Eric Martin wasn't as cute as I remembered him to be (I'm stupid, I already know that), but he was still able to hit the notes, though sustaining them was an altogether different affair; still, he had ways of playing around with the vocals so that he still winged the more difficult songs with flair. Paul Gilbert was his usual brilliant self and the crowd went crazy when he did his solos, but Billy Sheehan ended up the one to take my breath away--so much stage presence, that giant of a man, and those guitar rifts, holy molly! Apparently, he is who Mr. Big took its name from, and this new tidbit delighted me to no end.
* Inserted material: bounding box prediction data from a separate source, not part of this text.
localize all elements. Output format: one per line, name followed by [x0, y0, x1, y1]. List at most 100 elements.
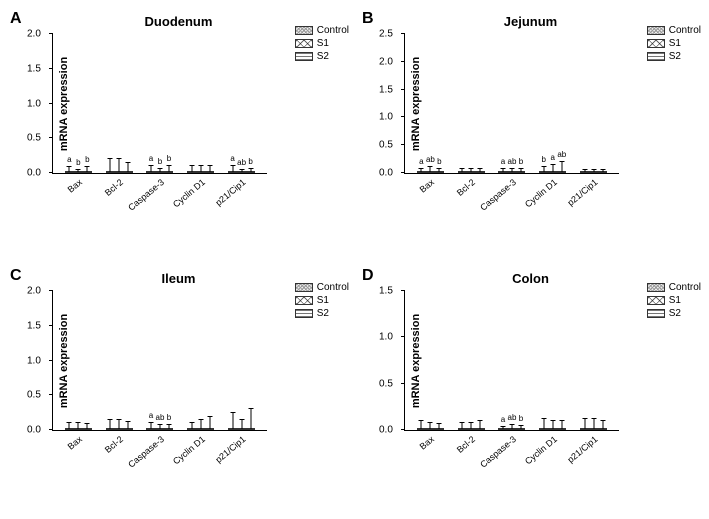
y-tick-label: 1.5: [27, 63, 41, 74]
error-bar: [584, 169, 585, 172]
chart-area: 0.00.51.01.5mRNA expressionaabbBaxBcl-2C…: [404, 291, 619, 461]
bar: [115, 171, 124, 173]
bar-group: [580, 428, 607, 430]
x-tick-label: Bax: [66, 434, 84, 452]
error-bar: [520, 425, 521, 429]
legend-row: S2: [295, 51, 349, 62]
bar: [580, 171, 589, 173]
legend-swatch: [295, 26, 313, 35]
plot: 0.00.51.01.52.02.5mRNA expressionaabbaab…: [404, 34, 619, 174]
error-bar: [241, 419, 242, 430]
x-label-slot: Caspase-3: [146, 431, 173, 461]
legend-swatch: [647, 296, 665, 305]
x-label-slot: Caspase-3: [498, 174, 525, 204]
significance-label: a: [230, 154, 234, 163]
legend-text: S2: [669, 51, 681, 62]
y-tick-label: 2.0: [27, 29, 41, 40]
legend-swatch: [295, 283, 313, 292]
significance-label: b: [519, 414, 523, 423]
bar: [476, 428, 485, 430]
significance-label: a: [551, 153, 555, 162]
error-bar: [552, 420, 553, 429]
panel-d: DColon0.00.51.01.5mRNA expressionaabbBax…: [362, 267, 699, 509]
x-label-slot: p21/Cip1: [580, 174, 607, 204]
bar: a: [146, 428, 155, 430]
bar-group: aabb: [417, 171, 444, 173]
bar-group: aabb: [498, 171, 525, 173]
significance-label: b: [437, 157, 441, 166]
error-bar: [502, 168, 503, 172]
x-label-slot: Bax: [64, 174, 91, 204]
error-bar: [119, 158, 120, 172]
bar: [598, 428, 607, 430]
error-bar: [191, 422, 192, 429]
error-bar: [78, 169, 79, 173]
error-bar: [602, 420, 603, 429]
x-labels: BaxBcl-2Caspase-3Cyclin D1p21/Cip1: [52, 174, 267, 204]
bar: b: [516, 428, 525, 430]
x-tick-label: Bcl-2: [103, 434, 125, 455]
error-bar: [232, 412, 233, 430]
bar: [589, 428, 598, 430]
significance-label: b: [167, 413, 171, 422]
error-bar: [471, 422, 472, 429]
bar: [74, 428, 83, 430]
error-bar: [543, 166, 544, 172]
chart-area: 0.00.51.01.52.0mRNA expressionabbabbaabb…: [52, 34, 267, 204]
x-tick-label: Cyclin D1: [171, 434, 207, 466]
legend-row: S1: [647, 38, 701, 49]
x-label-slot: Bcl-2: [457, 174, 484, 204]
bar-group: aabb: [228, 171, 255, 173]
error-bar: [87, 423, 88, 429]
error-bar: [168, 424, 169, 429]
bar: [106, 428, 115, 430]
bar: [417, 428, 426, 430]
bar: b: [164, 171, 173, 173]
x-tick-label: Caspase-3: [126, 177, 166, 213]
bar-group: abb: [146, 171, 173, 173]
bar-group: abb: [65, 171, 92, 173]
y-tick-label: 1.0: [27, 355, 41, 366]
x-tick-label: Cyclin D1: [523, 177, 559, 209]
bar: ab: [155, 428, 164, 430]
bar: [124, 171, 133, 173]
bar-group: [106, 428, 133, 430]
legend-swatch: [647, 26, 665, 35]
x-tick-label: Bax: [418, 177, 436, 195]
bars-container: aabb: [53, 291, 267, 430]
legend-swatch: [647, 39, 665, 48]
bar: [467, 171, 476, 173]
error-bar: [543, 418, 544, 429]
x-tick-label: Bax: [418, 434, 436, 452]
plot: 0.00.51.01.52.0mRNA expressionabbabbaabb: [52, 34, 267, 174]
x-label-slot: Cyclin D1: [187, 431, 214, 461]
significance-label: ab: [508, 413, 517, 422]
plot: 0.00.51.01.52.0mRNA expressionaabb: [52, 291, 267, 431]
bar: [187, 171, 196, 173]
x-tick-label: Bcl-2: [455, 434, 477, 455]
legend-row: Control: [647, 282, 701, 293]
bars-container: aabbaabbbaab: [405, 34, 619, 173]
significance-label: ab: [156, 413, 165, 422]
significance-label: b: [519, 157, 523, 166]
bar: [65, 428, 74, 430]
panel-c: CIleum0.00.51.01.52.0mRNA expressionaabb…: [10, 267, 347, 509]
legend-row: S2: [647, 308, 701, 319]
bar: [476, 171, 485, 173]
bar-group: [106, 171, 133, 173]
x-label-slot: Bax: [416, 174, 443, 204]
error-bar: [200, 419, 201, 430]
y-tick-label: 1.5: [379, 286, 393, 297]
y-tick-label: 0.0: [27, 168, 41, 179]
significance-label: ab: [508, 157, 517, 166]
error-bar: [439, 168, 440, 172]
panel-a: ADuodenum0.00.51.01.52.0mRNA expressiona…: [10, 10, 347, 252]
error-bar: [150, 422, 151, 429]
error-bar: [159, 424, 160, 429]
legend: ControlS1S2: [647, 25, 701, 64]
error-bar: [421, 420, 422, 429]
bar-group: baab: [539, 171, 566, 173]
x-labels: BaxBcl-2Caspase-3Cyclin D1p21/Cip1: [404, 431, 619, 461]
panel-b: BJejunum0.00.51.01.52.02.5mRNA expressio…: [362, 10, 699, 252]
bar: [106, 171, 115, 173]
Pat Torpey, who has been diagnosed with Parkinsons Disease, still appeared on stage and drummed to "Just Take My Heart" and "Addicted to that Rush". For the rest of the night, his place was filled in by a drummer who was known to me only as "that bald guy". I just recently found out his name was Mark Starr. "To Be With You" and "Wild World" were my two least favorite numbers.
Everything else was a roaring blast, as I had expected--and hoped--it would be. It was a relief that the band did not allow the sight of the empty seats to stop them from being in their element. They soared up to the high ceilings with their energy, more fired up and bigger than I have ever known them to be. There they were, a bunch of wonderfully talented musicians who've been playing for fans for 25 years; there they were, in their mid-fifties and having gone through as much of life's ups-and-downs as any other person could; there they were, older and better. I had a feeling that night was going to imprint itself on me for a while, and was I right. I'm writing this more than a week from that time, and I can still remember how they were, and how I was, watching them.
They didn't play "CDFF Lucky This Time", which is my favorite Mr. Big song, but I ended up not minding, at all. My pool was overflowing and it was one of the best feelings in the world. That night, I went home nostalgic, reminiscing how it was in the 90's, remembering my long, wavy, untreated hair and my afternoon trips to the diner with my friends, the little joys and heartbreaks, the weekends spent reading and waiting for my favorite songs to be played by faceless DJs, the light, airy evenings, wonderful little stuff that only fourteen-and-something-year-olds can know--and I felt young and stupid and happy, all over again. And so it goes that the things we loved and lost but keep loving, anyway, eventually find their way back to us, at some point or another, and music has just the power to bring it all back. And that unforgettable night, Mr. Big made it all happen for me.